MrFrizzy · February 20, 2022

I deleted a folder from one of my unassigned drives and wanted to see if I could recover it. I shut down the machine, pulled the drive out, and tried a recovery through my Windows machine (since the drive is NTFS). I was not successful so I put the drive back into the machine and powered up. Once in Unraid, I noticed that both that unassigned drive and one of my cache pool drives were not showing up. I powered back down and found that I had unplugged the two SATA cables at the controller card. Plugged those back in, booted back up, and noticed that my dockers and VMs would not start up. Dockers kept complaining about something refusing the request and the VMs couldn't talk with libvrt. Turns out, my cache pool that was in RAID 1 was showing a capacity of 1TB (500GB + 500GB) with over 400GB free which is very wrong, it was acting more like RAID 0. When using the terminal to try and access my cache pool, I would just get a message about "wrong fs type, bad option, bad superblock on /dev/sdl1, missing codepage or helper program, or other error.".

I tried a scrub which didn't fix the issue. I tried turning off the array and then bringing it back online with no change. I removed one of the cache drives from the pool and started the array with no change. I tried adding the drive back into the cache pool and it did say it would overwrite the data, but I proceeded anyway which made things worse I think. The system keeps throwing messages about both of the cache pool drives being missing though they are there (probably because they are inaccessible/unmountable). Since I couldn't get anything working even after following this page: https://forums.unraid.net/topic/46802-faq-for-unraid-v6/page/2/?tab=comments#comment-543490, I pulled the drives out of the unraid machine and attached them to my Debian virtual machine hosted on my Windows desktop. I have not been able to get anywhere on there either.

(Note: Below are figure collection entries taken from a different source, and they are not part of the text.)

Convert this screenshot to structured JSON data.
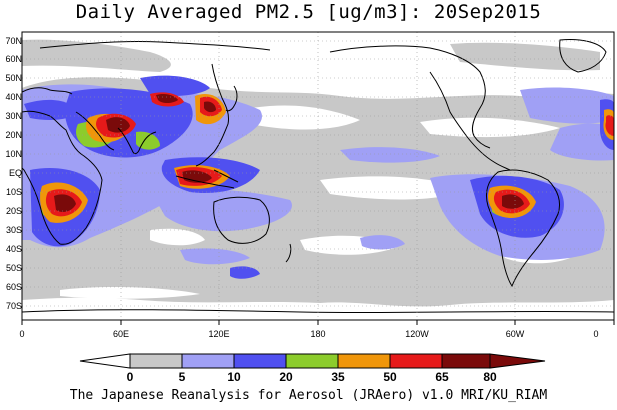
{
  "title": "Daily Averaged PM2.5 [ug/m3]: 20Sep2015",
  "footer": "The Japanese Reanalysis for Aerosol (JRAero) v1.0 MRI/KU_RIAM",
  "map": {
    "latitude_labels": [
      "70N",
      "60N",
      "50N",
      "40N",
      "30N",
      "20N",
      "10N",
      "EQ",
      "10S",
      "20S",
      "30S",
      "40S",
      "50S",
      "60S",
      "70S"
    ],
    "longitude_labels": [
      "0",
      "60E",
      "120E",
      "180",
      "120W",
      "60W",
      "0"
    ],
    "grid": "dotted"
  },
  "colorbar": {
    "labels": [
      "0",
      "5",
      "10",
      "20",
      "35",
      "50",
      "65",
      "80"
    ],
    "colors": [
      "#ffffff",
      "#c8c8c8",
      "#a0a0f5",
      "#5050f0",
      "#8ccc2c",
      "#f0960a",
      "#e61a1a",
      "#7a0a0a"
    ],
    "unit": "ug/m3"
  },
  "palette": {
    "land": "#000000",
    "gray": "#c8c8c8",
    "light_blue": "#a0a0f5",
    "blue": "#5050f0",
    "green": "#8ccc2c",
    "orange": "#f0960a",
    "red": "#e61a1a",
    "dark_red": "#7a0a0a"
  }
}
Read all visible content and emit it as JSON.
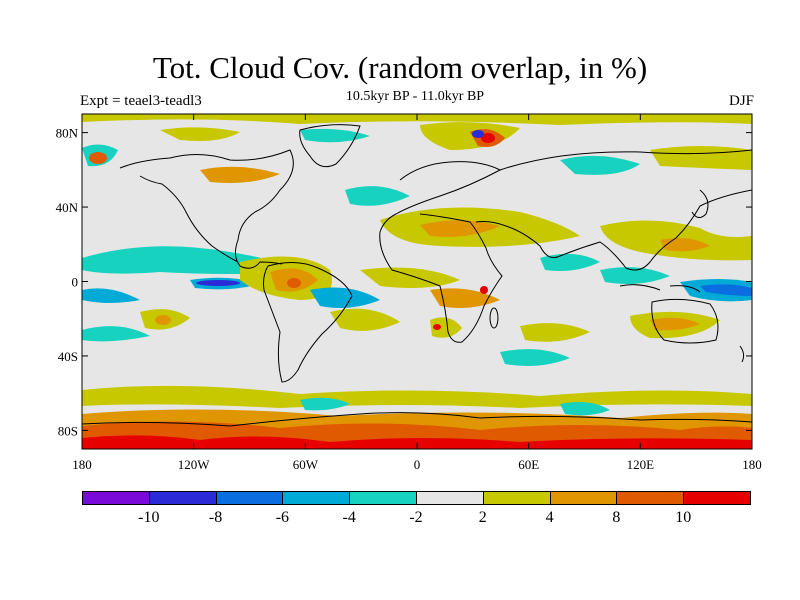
{
  "title": "Tot. Cloud Cov. (random overlap, in %)",
  "subtitle": "10.5kyr BP - 11.0kyr BP",
  "experiment_label": "Expt = teael3-teadl3",
  "season_label": "DJF",
  "map": {
    "projection": "cylindrical equidistant",
    "lon_range": [
      -180,
      180
    ],
    "lat_range": [
      -90,
      90
    ],
    "x_ticks": [
      {
        "value": -180,
        "label": "180"
      },
      {
        "value": -120,
        "label": "120W"
      },
      {
        "value": -60,
        "label": "60W"
      },
      {
        "value": 0,
        "label": "0"
      },
      {
        "value": 60,
        "label": "60E"
      },
      {
        "value": 120,
        "label": "120E"
      },
      {
        "value": 180,
        "label": "180"
      }
    ],
    "y_ticks": [
      {
        "value": 80,
        "label": "80N"
      },
      {
        "value": 40,
        "label": "40N"
      },
      {
        "value": 0,
        "label": "0"
      },
      {
        "value": -40,
        "label": "40S"
      },
      {
        "value": -80,
        "label": "80S"
      }
    ]
  },
  "colorbar": {
    "colors": [
      "#7a0ad8",
      "#2a2ad6",
      "#0a6ee0",
      "#00aad6",
      "#18d2c0",
      "#e6e6e6",
      "#c8c800",
      "#e09600",
      "#e05a00",
      "#e60000"
    ],
    "labels": [
      "-10",
      "-8",
      "-6",
      "-4",
      "-2",
      "2",
      "4",
      "8",
      "10"
    ]
  }
}
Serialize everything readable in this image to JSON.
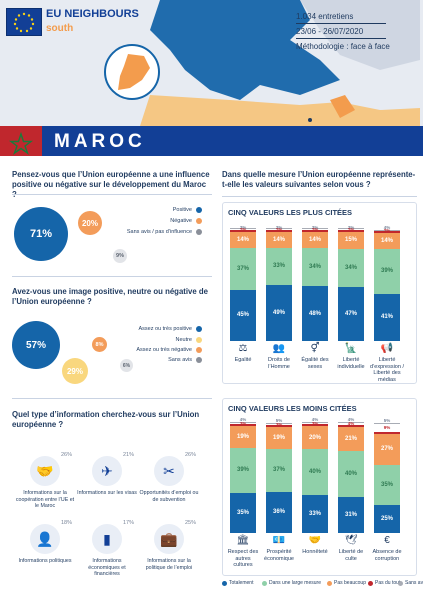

Using UFS Explorer pro on Debian, the software recognizes that both drives do not have a file system. One drive does show to have a "Btrfs component partition" while the other shows nothing partition wise. Running a scan on both drives shows the correct data and folder structure for both drives (they are identical). Since I do not have a license for this software, I can't recover/copy any of the data off to another drive. If I could do that, I would just wipe the drives afterwards, create a new cache pool, and move the data back over.

Can anyone help direct me on what to try next? Is there a way to rebuild/restore the file system so the drives are accessible again? Do I need to somehow rebuild the RAID 1 with these drives and then try the previously linked post again? I don't have the drives in the Unraid machine, but can put them back if that makes things easier (I am much more familiar with Debian than I am with Unraid and it's interface).

Thanks!

Edited February 25, 2022 by MrFrizzy

JorgeB · February 21, 2022

8 hours ago, MrFrizzy said:

I tried adding the drive back into the cache pool and it did say it would overwrite the data, but I proceeded anyway which made things worse I think.

This deletes the filesystem superblock on the device(s), you might be able to recover with:

btrfs-select-super -s 1 /dev/sdX1

replace X with correct device, don't forget the 1 in the end, do this for both devices and if the command is successful add them to a new pool and post diags after arrays start.

MrFrizzy · February 21, 2022

22 minutes ago, JorgeB said:
This deletes the filesystem superblock on the device(s), you might be able to recover with:
btrfs-select-super -s 1 /dev/sdX1
replace X with correct device, don't forget the 1 in the end, do this for both devices and if the command is successful add them to a new pool and post diags after arrays start.

I will certainly try that once the restore of the data to a backup drive has completed. What is interesting is that the drive I deleted the file system on is the one that I can get a restore going on without any trouble. The drive that has a "btrfs component partition" (according to UFS Explorer) refuses to do anything I have tried so far.

MrFrizzy · February 21, 2022

5 hours ago, MrFrizzy said:

I will certainly try that once the restore of the data to a backup drive has completed. What is interesting is that the drive I deleted the file system on is the one that I can get a restore going on without any trouble. The drive that has a "btrfs component partition" (according to UFS Explorer) refuses to do anything I have tried so far.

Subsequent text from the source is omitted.